第十五章 何かの間違い!⑤

いつの間に冬が来たのか気付かなかったが、もう外は結構寒い。

夜ともなると、ストーブが恋しくなる。

そんな時の、珀ちゃんの温もりはありがたかった。

やはり、どんな暖房器具も人の体温の温もりには適わない。

毎日、元気よく登校する。

「千尋、今日オレ補習受けなきゃだから先帰ってて」

「分かったあ」

もうすぐ、テスト週間だものね。

一応、今のところ、よっしいのノートを借りる気満々なので、まだ焦ってはいない。


帰り道。

ある人に、ばったり逢った。

「香夏子さん?」

「あ……こんにちは、千尋ちゃん。今、帰り?」

「はい。て、もしかして……」

香夏子さんのお腹は、大きい。

明らかに、妊婦さんだ……。


「そう言えば、結婚決まってるんでしたっけ?できちゃった婚ですか?素敵!おめでとうございます!」

「ありがとう……今、定期健診の帰りなの」

「へえ!じゃあ、結婚早まったんですか?」

「いや……とりあえず、籍入れるだけかな。式は、挙げられなくなっちゃった」

「そうなんですか。でも、こういう理由なら、それはそれで幸せですね。赤ちゃん産まれたら、ぜひ逢わせてください!赤ちゃん、大好きですから!」

「……ええ、そうね。もう少し先の話だけれど……」

「家まで一人で帰れます?送りましょうか?」

「ううん、いいの。大丈夫。千尋ちゃん、優しいのね。珀があなたを選んだ気持ち、分かる気がする」

「えっ?何をそんな……珀ちゃんったら、今日は補習受けてるんですよ?もっと真面目に勉強しなくちゃですよねえ。人の事言えないけど。じゃ、また!本当に転ばないように気をつけて!」


へえー……。

香夏子さん、妊娠したのか!

すごい!

妊婦さんと話すのなんて、産まれて初めてだっ!

ふふ、これで珀ちゃんももう香夏子さんの部屋には、二度と行けないわね。

ライバル減って、安心したあ。

いいなあ、香夏子さん。

幸せそう……。


夕飯の食卓にて。

「あ、ねえ。今日ね、香夏子さんに逢ったの」

二人の動きが、一瞬止まった。

「え、何で?どこで?」

「道歩いてたらばったり。てか、香夏子さん、妊娠してたんじゃあん!珀ちゃんってば、何も話してくれないんだから!いいなあ、香夏子さん!チョー幸せそうだったよ!定期健診の帰りだったんだって」

「へえ、そう……」

よっしいは何も言わず、黙々とご飯を食べ続けている。

「……何よ?やっぱり、いくら何でもショックなの?自分と関係あった人が結婚とか妊娠したーとかって……」

「そんなんじゃないよ」

「そう?けど、うらやまー!あたしも早く子ども、欲しくなっちゃった……て、まだいくら何でも早過ぎるかあ……珀ちゃん、結婚したら子ども何人欲しい?」

「オレ?オレは……分からない」

「何よ、それ。

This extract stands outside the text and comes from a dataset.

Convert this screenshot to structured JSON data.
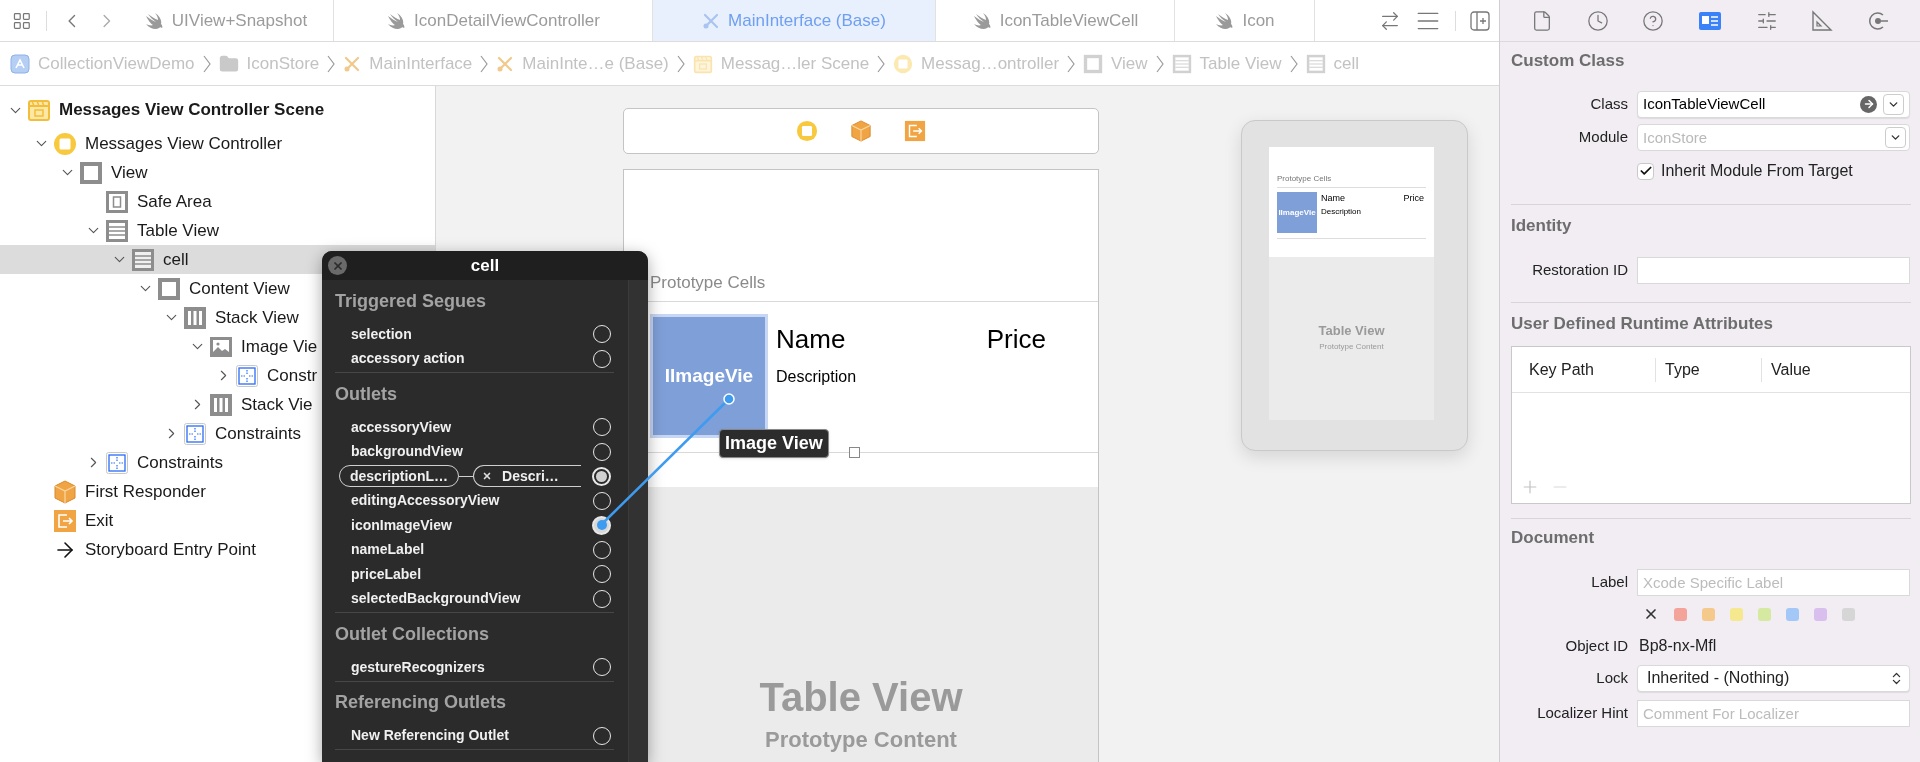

つまんないの!千尋の思うようにしたらいいとか、言ってくれないのー?」

「千尋の思うようにしたらいいよ」

「……同じセリフ言われても、嬉しくない。よっしいは?何人欲しい?」

「オレは……一人くらいでいいんじゃない?」

「自分も一人っ子だから、一人は嫌だなあ……つまらないじゃない。あたし、たくさん欲しいな♪珀ちゃんに似てる子ども、たくさん♪」

「……なんか、全然腹空かない。ちょっと散歩してくる」

「え、珀ちゃん?なんか怒っちゃった?」

「違うよ」

珀ちゃんは、あたしのおでこに優しくキスをして、出て行った。